Having come from farm country in Illinois to the wilds of Texas was quite an adjustment to my thinking of how to garden. Thinking of vegetable gardens as a huge spring planting event followed by a slow growing season that extends through a big portion of the summer. It was and still is where my mind automatically wants to go in planning. Its been hard to get used to for me so I thought I would pass on some tips to non-native Texans wanting to garden here. I can only give an account for North Texas, so if you live in other parts of the state you will have to contact your local county Extension office for planting dates.
- There are two short gardening seasons. One is spring, the other in fall
- Cole crop vegetables like broccoli tend to bolt faster if planted in the spring garden because our soil heats up so fast.
- Spring planting starts as early as late-January to early-February which includes onions then potatoes, broccoli, lettuces, peas. Warm season plants like tomatoes and peppers are best planted at the end of March.
- Varieties of vegetables chosen need to be suited for shorter growing seasons.
- Tomatoes can be a challenge to grow here. Temperature changes seem to be the culprit to tomato production. If our temperature here doesn't stay mid-range long enough we miss bloom set time. If it gets too hot too fast the plants nearly shut down as far as growth. Tomatoes don't like it too hot. With the late spring freezes we've had over the past few years, special care needs to be taken to protect plants that are prone to freezing.
- Fall planting starts as early as June and that's only to direct sow tomato seeds.

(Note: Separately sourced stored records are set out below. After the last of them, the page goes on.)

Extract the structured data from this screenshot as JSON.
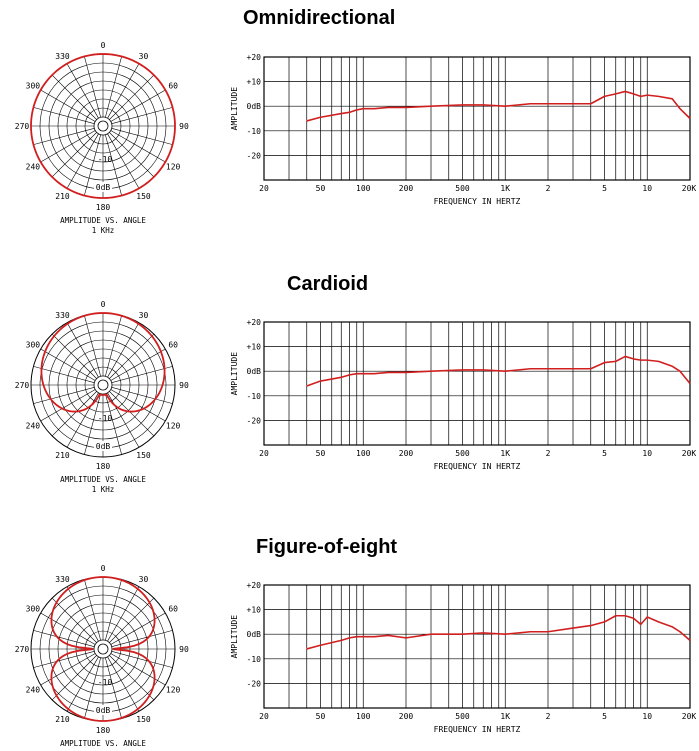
{
  "chart_data": [
    {
      "type": "polar",
      "kind": "cardioid_shape_omni",
      "pattern": "omni",
      "angle_labels": [
        "0",
        "30",
        "60",
        "90",
        "120",
        "150",
        "180",
        "210",
        "240",
        "270",
        "300",
        "330"
      ],
      "ring_labels": [
        "-10",
        "0dB"
      ],
      "caption": [
        "AMPLITUDE VS. ANGLE",
        "1 KHz"
      ],
      "curve_color": "#d11f1f"
    },
    {
      "type": "line",
      "title": "Omnidirectional",
      "ylabel": "AMPLITUDE",
      "xlabel": "FREQUENCY IN HERTZ",
      "y_ticks": [
        "+20",
        "+10",
        "0dB",
        "-10",
        "-20"
      ],
      "x_tick_labels": [
        "20",
        "50",
        "100",
        "200",
        "500",
        "1K",
        "2",
        "5",
        "10",
        "20K"
      ],
      "xscale": "log",
      "xlim": [
        20,
        20000
      ],
      "ylim": [
        -30,
        20
      ],
      "x": [
        40,
        50,
        70,
        80,
        90,
        100,
        120,
        150,
        200,
        300,
        500,
        700,
        1000,
        1500,
        2000,
        3000,
        4000,
        5000,
        6000,
        7000,
        8000,
        9000,
        10000,
        12000,
        15000,
        17000,
        20000
      ],
      "y": [
        -6,
        -4.5,
        -3,
        -2.5,
        -1.5,
        -1,
        -1,
        -0.5,
        -0.5,
        0,
        0.5,
        0.5,
        0,
        1,
        1,
        1,
        1,
        4,
        5,
        6,
        5,
        4,
        4.5,
        4,
        3,
        -1,
        -5
      ]
    },
    {
      "type": "polar",
      "pattern": "cardioid",
      "angle_labels": [
        "0",
        "30",
        "60",
        "90",
        "120",
        "150",
        "180",
        "210",
        "240",
        "270",
        "300",
        "330"
      ],
      "ring_labels": [
        "-10",
        "0dB"
      ],
      "caption": [
        "AMPLITUDE VS. ANGLE",
        "1 KHz"
      ],
      "curve_color": "#d11f1f"
    },
    {
      "type": "line",
      "title": "Cardioid",
      "ylabel": "AMPLITUDE",
      "xlabel": "FREQUENCY IN HERTZ",
      "y_ticks": [
        "+20",
        "+10",
        "0dB",
        "-10",
        "-20"
      ],
      "x_tick_labels": [
        "20",
        "50",
        "100",
        "200",
        "500",
        "1K",
        "2",
        "5",
        "10",
        "20K"
      ],
      "xscale": "log",
      "xlim": [
        20,
        20000
      ],
      "ylim": [
        -30,
        20
      ],
      "x": [
        40,
        50,
        70,
        80,
        90,
        100,
        120,
        150,
        200,
        300,
        500,
        700,
        1000,
        1500,
        2000,
        3000,
        4000,
        5000,
        6000,
        7000,
        8000,
        9000,
        10000,
        12000,
        15000,
        17000,
        20000
      ],
      "y": [
        -6,
        -4,
        -2.5,
        -1.5,
        -1,
        -1,
        -1,
        -0.5,
        -0.5,
        0,
        0.5,
        0.5,
        0,
        1,
        1,
        1,
        1,
        3.5,
        4,
        6,
        5,
        4.5,
        4.5,
        4,
        2,
        0,
        -5
      ]
    },
    {
      "type": "polar",
      "pattern": "figure8",
      "angle_labels": [
        "0",
        "30",
        "60",
        "90",
        "120",
        "150",
        "180",
        "210",
        "240",
        "270",
        "300",
        "330"
      ],
      "ring_labels": [
        "-10",
        "0dB"
      ],
      "caption": [
        "AMPLITUDE VS. ANGLE"
      ],
      "curve_color": "#d11f1f"
    },
    {
      "type": "line",
      "title": "Figure-of-eight",
      "ylabel": "AMPLITUDE",
      "xlabel": "FREQUENCY IN HERTZ",
      "y_ticks": [
        "+20",
        "+10",
        "0dB",
        "-10",
        "-20"
      ],
      "x_tick_labels": [
        "20",
        "50",
        "100",
        "200",
        "500",
        "1K",
        "2",
        "5",
        "10",
        "20K"
      ],
      "xscale": "log",
      "xlim": [
        20,
        20000
      ],
      "ylim": [
        -30,
        20
      ],
      "x": [
        40,
        50,
        70,
        80,
        90,
        100,
        120,
        150,
        200,
        300,
        500,
        700,
        1000,
        1500,
        2000,
        3000,
        4000,
        5000,
        6000,
        7000,
        8000,
        9000,
        10000,
        12000,
        15000,
        17000,
        20000
      ],
      "y": [
        -6,
        -4.5,
        -2.5,
        -1.5,
        -1,
        -1,
        -1,
        -0.5,
        -1.5,
        0,
        0,
        0.5,
        0,
        1,
        1,
        2.5,
        3.5,
        5,
        7.5,
        7.5,
        6.5,
        4,
        7,
        5,
        3,
        1,
        -2.5
      ]
    }
  ]
}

Most of the warm season vegetables aren't planted until late July into August. The rest follows all the way to October for cool season vegetables.
- Watering gardens is required. The rain nearly shuts off in June and doesn't really pick back up until September. Drip irrigation and soaker hoses are some of the best methods because there is less evaporation and it wastes the least amount of water. Overhead watering will do, but it makes plants more prone to diseases.
- People here report that fall vegetable gardening is preferred because of insect issues being reduced.
- Guide for growing vegetables here Aggie Horticulture Home Vegetable Gardening and a nice printable vegetable guide.
Having a bit of foreknowledge of what to expect helps to better prepare for each season. Each region has its unique challenges and it doesn't hurt to get familiar with some seasoned gardeners or your local master gardening program for more information.
What are your gardening challenges for your area?